District de Nemours: Pommier (Antoine-Louis-Joseph), du canton de Beaumont. Rabier (Georges), de Noisy-sur-Ecole, canton de La Chapelle la Reine. Garcet (Paul), de Montereau. Lecoq (Marin), de Poligny. Marpon (Jean-Louis), de Saint-Mammès, canton de Moret. Thibault. (Jean), de Voulx. Jollivet (Jean-Baptiste-Moïse), de Grez.

District de Provins: Prévost (Charles-Gaspard), de Montigny-Lencoup. Maillard de Chanteloup (Ant.-Martial), de Bray. Reghat (Pierre de), du Petit-Paris, commune de Jouy le Châtel. Vacher (Louis), de Sourdun. Rousseau (Etienne), de Montceaux-lès-Provins. Crespin (Louis-Etienne), de Provins. Dufrayer (Louis), de Pars, à Nangis.
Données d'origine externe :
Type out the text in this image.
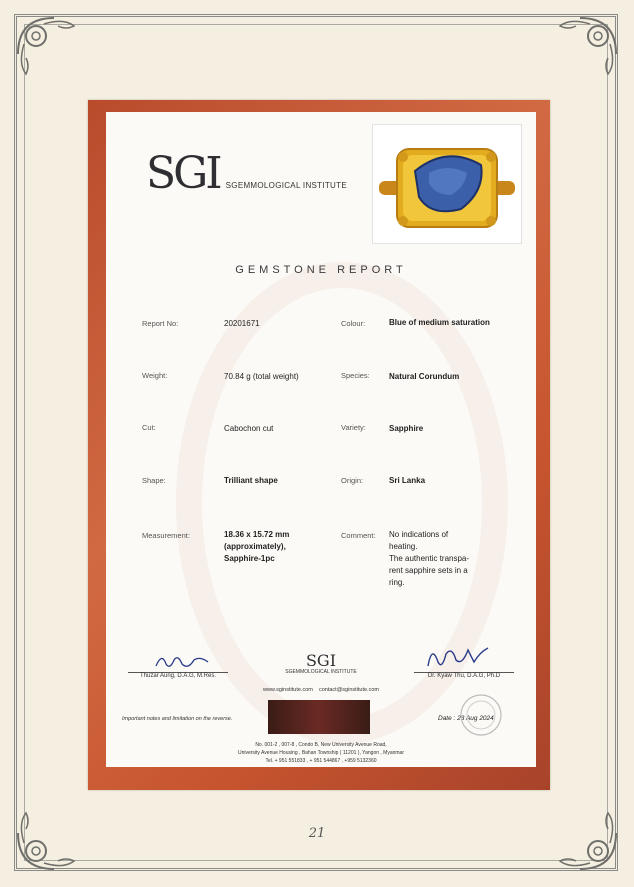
SGI SGEMMOLOGICAL INSTITUTE
GEMSTONE REPORT
Report No:	20201671	Colour:	Blue of medium saturation
Weight:	70.84 g (total weight)	Species: Natural Corundum
Cut:	Cabochon cut	Variety:	Sapphire
Shape:	Trilliant shape	Origin:	Sri Lanka
Measurement:	18.36 x 15.72 mm
(approximately),
Sapphire-1pc
Comment: No indications of
heating.
The authentic transpa-
rent sapphire sets in a
ring.
Thuzar Aung, D.A.G, M.Res.	Dr. Kyaw Thu, D.A.G, Ph.D
SGI
SGEMMOLOGICAL INSTITUTE
www.sginstitute.com contact@sginstitute.com
Important notes and limitation on the reverse.	Date : 23 Aug 2024
No. 001-2 , 007-8 , Condo B, New University Avenue Road,
University Avenue Housing , Bahan Township ( 11201 ), Yangon , Myanmar
Tel. + 951 551833 , + 951 544867 , +959 5132360
21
District de Rozoy: Picault, remplacé par Jean-Louis Delagarde aîné, de Jouy-sur-Morin. Corbilly (Toussaint), de Rebais. Thomé (Etienne-Simon), jeune, de Coulommiers. Lefèvre (Pierre-Brice). Cordellier (Jean-François-Sulpice), de Faremoutiers. Salmon (Jean-Baptiste), de Doue. Raquinard (Nicolas-Jacques), de Rozoy.

Quant au Directoire, choisi parmi ces derniers, il fut ainsi composé : MM. Boucher de la Richarderie, Garnot, de Jaucourt, du district de Melun; Hébert, de Meaux; Corbilly et Thomé, de Rozoy; Jollivet, de Nemours; Crespin, de Provins."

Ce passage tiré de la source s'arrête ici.